Anne was a good manager, and a nice person who will be missed, but had nearly zero influence on current TD accomplishments and directions.
She is a manager not a fellow. Leading and building an organization was her job not innovation. Empowering the right people to do a good job is what a what a good manager should do.
It is however, very significant that her heir is now Naga, and not Navid, who really has zero experience at all with fab.
If memory serves I think Navid used to have some fab experience many moons ago. But yes Naga is a much better choice. Navid made no sense when you have so many rising stars in Ann's new LTD. Heck I would even take Choon over Navid, and as far as I know he has only ever worked in assembly test.
Naga has great potential to move intel technology into more cost competitive space with tsmc, important to many devices in consumer space, which must be balanced against their strong offering in high performance space that tsmc covets to retain customers like Nvidia and AMD.
Naga isn't an individual contributor. He isn't going to be writing recipes, finding cost reduction opportunities, making tool selections, or designing integration schemes. Like Ann a job well done will be ensuring LTD and ATTD are well led, have organizational structures that promote innovation, and setting a vision for the team to accomplish.
To significantly reduce costs, it will take aggressive changes to intel's integration to reduce their mask count, which will help with yield in many cases,
I mean that has already been happening. Intel 4 was a large layer count reduction and power via is another layer count reduction. Now maybe 10A or 7A show a lot more opportunities for process simplification in areas where Intel was overally complex for little or no reason than what Intel found on 4, 18A or 14A. But if that does happen I don't know if I would 100% attribute that to Naga since this tend of finding simplification opportunities was ongoing for years.
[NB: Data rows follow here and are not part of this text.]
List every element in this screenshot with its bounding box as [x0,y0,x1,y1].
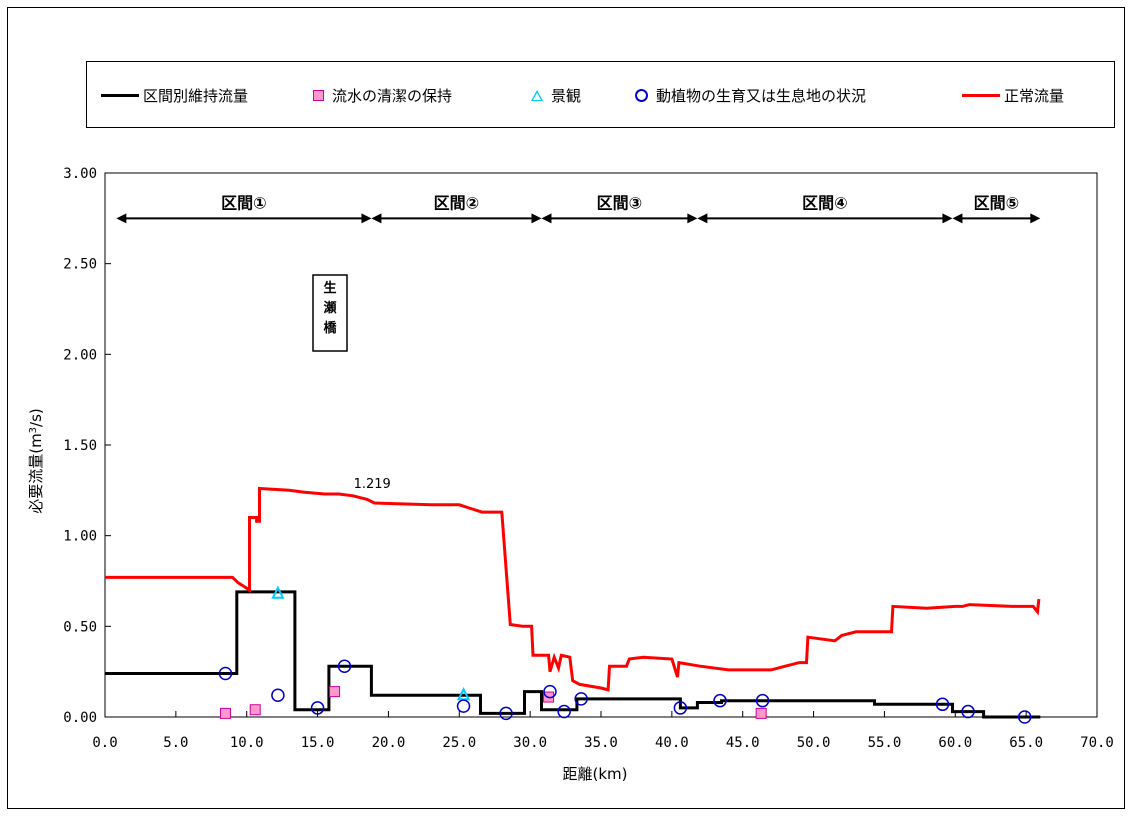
arrow-head-left-icon [541,213,552,224]
legend-item-landscape: 景観 [531,62,581,129]
y-axis-title-sup: 3 [28,427,39,433]
section-label: 区間④ [802,193,848,212]
text-layer: 距離(km) 必要流量(m3/s) 生 瀬 橋 1.219 [27,274,628,783]
bridge-label-box [312,274,348,352]
y-axis-title: 必要流量(m3/s) [27,408,45,514]
legend-item-normal-flow: 正常流量 [962,62,1064,129]
y-axis-title-main: 必要流量(m [27,433,45,513]
x-tick-label: 50.0 [797,735,831,751]
sections-layer: 区間① 区間② 区間③ 区間④ 区間⑤ [116,193,1041,224]
bridge-char: 生 [323,280,336,296]
circle-marker [935,697,950,712]
axes-layer: 0.00 0.50 1.00 1.50 2.00 2.50 3.00 0.0 5.0 10.0 15… [63,166,1114,751]
bridge-char: 瀬 [323,300,336,316]
series-line [105,486,1041,692]
chart-frame: 区間別維持流量 流水の清潔の保持 景観 動植物の生育又は生息地の状況 正常流量 … [7,7,1125,809]
y-tick-label: 0.50 [63,619,97,635]
y-tick-label: 1.50 [63,438,97,454]
chart-svg: 0.00 0.50 1.00 1.50 2.00 2.50 3.00 0.0 5.0 10.0 15… [27,166,1114,783]
section-label: 区間⑤ [974,193,1020,212]
plot-area-border [104,172,1098,718]
legend-item-water-quality: 流水の清潔の保持 [313,62,452,129]
y-tick-label: 3.00 [63,166,97,182]
legend-label: 動植物の生育又は生息地の状況 [656,87,867,105]
arrow-head-right-icon [687,213,698,224]
circle-marker [310,701,325,715]
arrow-head-left-icon [116,213,127,224]
x-tick-label: 30.0 [513,735,547,751]
x-tick-label: 40.0 [655,735,689,751]
circle-marker [337,659,352,673]
x-tick-label: 10.0 [230,735,264,751]
arrow-head-left-icon [697,213,708,224]
markers-layer [218,585,1032,724]
annotation-label: 1.219 [354,477,391,492]
x-axis-title: 距離(km) [562,765,627,783]
circle-marker [557,704,571,719]
x-tick-label: 55.0 [868,735,902,751]
bridge-label: 生 瀬 橋 [312,274,348,352]
arrow-head-right-icon [531,213,542,224]
legend-label: 流水の清潔の保持 [332,87,453,105]
circle-marker [713,693,727,708]
legend-label: 正常流量 [1004,87,1065,105]
x-tick-label: 15.0 [301,735,335,751]
y-tick-label: 2.00 [63,347,97,363]
triangle-icon [531,90,543,101]
arrow-head-left-icon [952,213,963,224]
x-tick-label: 60.0 [938,735,972,751]
x-tick-label: 35.0 [584,735,618,751]
x-tick-label: 5.0 [163,735,188,751]
x-tick-label: 70.0 [1080,735,1114,751]
circle-marker [543,684,557,699]
triangle-marker [271,585,285,599]
triangle-marker [456,687,471,701]
circle-marker [456,699,471,713]
circle-marker [961,704,975,719]
square-marker [329,686,341,698]
x-tick-label: 45.0 [726,735,760,751]
arrow-head-right-icon [361,213,372,224]
circle-marker [574,692,588,706]
legend-label: 景観 [551,87,582,105]
series-line [105,590,1041,719]
square-marker [755,707,767,719]
square-marker [219,707,231,719]
arrow-head-left-icon [371,213,382,224]
black-line-swatch-icon [101,94,139,97]
y-tick-label: 0.00 [63,710,97,726]
y-tick-label: 2.50 [63,257,97,273]
circle-marker [755,693,770,708]
x-tick-label: 0.0 [92,735,117,751]
legend: 区間別維持流量 流水の清潔の保持 景観 動植物の生育又は生息地の状況 正常流量 [86,61,1115,128]
circle-marker [218,666,233,681]
pink-square-icon [313,90,324,101]
circle-icon [635,89,648,102]
legend-item-maintenance-flow: 区間別維持流量 [101,62,248,129]
x-tick-label: 65.0 [1009,735,1043,751]
circle-marker [499,706,513,721]
series-layer [105,486,1041,719]
circle-marker [271,688,285,702]
x-tick-label: 20.0 [372,735,406,751]
section-label: 区間③ [597,193,643,212]
arrow-head-right-icon [942,213,953,224]
square-marker [249,704,261,716]
arrow-head-right-icon [1030,213,1041,224]
bridge-char: 橋 [323,320,337,336]
legend-item-habitat: 動植物の生育又は生息地の状況 [635,62,866,129]
x-tick-label: 25.0 [442,735,476,751]
section-label: 区間① [221,193,267,212]
circle-marker [673,701,688,715]
legend-label: 区間別維持流量 [143,87,249,105]
red-line-swatch-icon [962,94,1000,97]
section-label: 区間② [434,193,480,212]
y-axis-title-tail: /s) [27,408,45,427]
y-tick-label: 1.00 [63,529,97,545]
circle-marker [1017,710,1032,724]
but also negatively impact performance in others.
Eh not really how that works. The most common example of that happening is reducing metal layer count. But metal layer count is product dependent.
TSMC is also adding masks and complexity to be more competitive in high performance space to counter intel with their fastest growing customers who are demanding different perf/power specs than Apple.
Mask count increases would be happening even without performance enhancement. That is always how it goes. With that said, while it does seem like TSMC is giving more focus to HPC than the afterthought with it all being mobile mobile mobile, I don't think TSMC is doing that to drag race Intel. TSMC was working in that direction pre Pat, and TSMC is just responding to HPC growing rapidly while mobile stagnates. After all depending on when you look over recent times HPC is as big or mobile now.
It is critical intel does not give up this strong advantage in the fastest growing data center space in their efforts to break even on foundry profit margin, or they will give away their strongest opportunity to grow their foundry business. I hope Naga makes a careful analysis of intel's true overall business opportunity in logic space and doesn't assume the memory business is the right model for intel's success.
Why would Naga make Intel a memory maker? I can all but garuentee that this thought has never once been something he has thought of. It makes no sense.
IMHO, Intel foundry best bet is to become THE high performance/power king. Intel will never win apple, nor qualcomm
I wouldn't say never. Qualcomm was all Samsung for snapdragon for almost a decade across 5 process node families.
unless strongarmed by DJT - intel's strength is definitely not in high density,
Why not? density leadership isn't exactly something Intel has struggled with in the past. If TSMC continues with 3 year process gaps and Intel can maintain the post 5N4Y pace of 2 years I think it seems very likely that TSMC'S meager density lead will turn into Intel's meager density lead.
low cost, low power devices, and if intel foundry persists in pursuing this distraction, they will fail
No. Just no. I really don't think you know what you are talking about.
it is tsmc's strong suit.
Low power performance is an essential skill set especially for HPC. The only garuenteed path to failure is not continuing to enhance POWER-performance, shifting the VF curve down, and miniacally reducing capacitance. If you don't reduce power and cap chip performance will fall off a cliff.
They can win Nvidia, AMD and the CSP's ASICs by focusing on performance/watt for the workloads each of them care about most in high performance data center and network edge. The "system foundry" model with integrated, customized x86 cores with customer IP could also become a very strong proposition if they can make this work, and big reason to keep intel groups together (but firewalled).
People don't seem super interested in Intel's IPs or system foundry. Maybe once Intel is a good foundry and OSAT then system foundry becomes more attractive to smaller players. But that isn't seemingly today (at least assuming Intel's non merchant customers are just getting wafers or assembly/test and not any of the other goodies).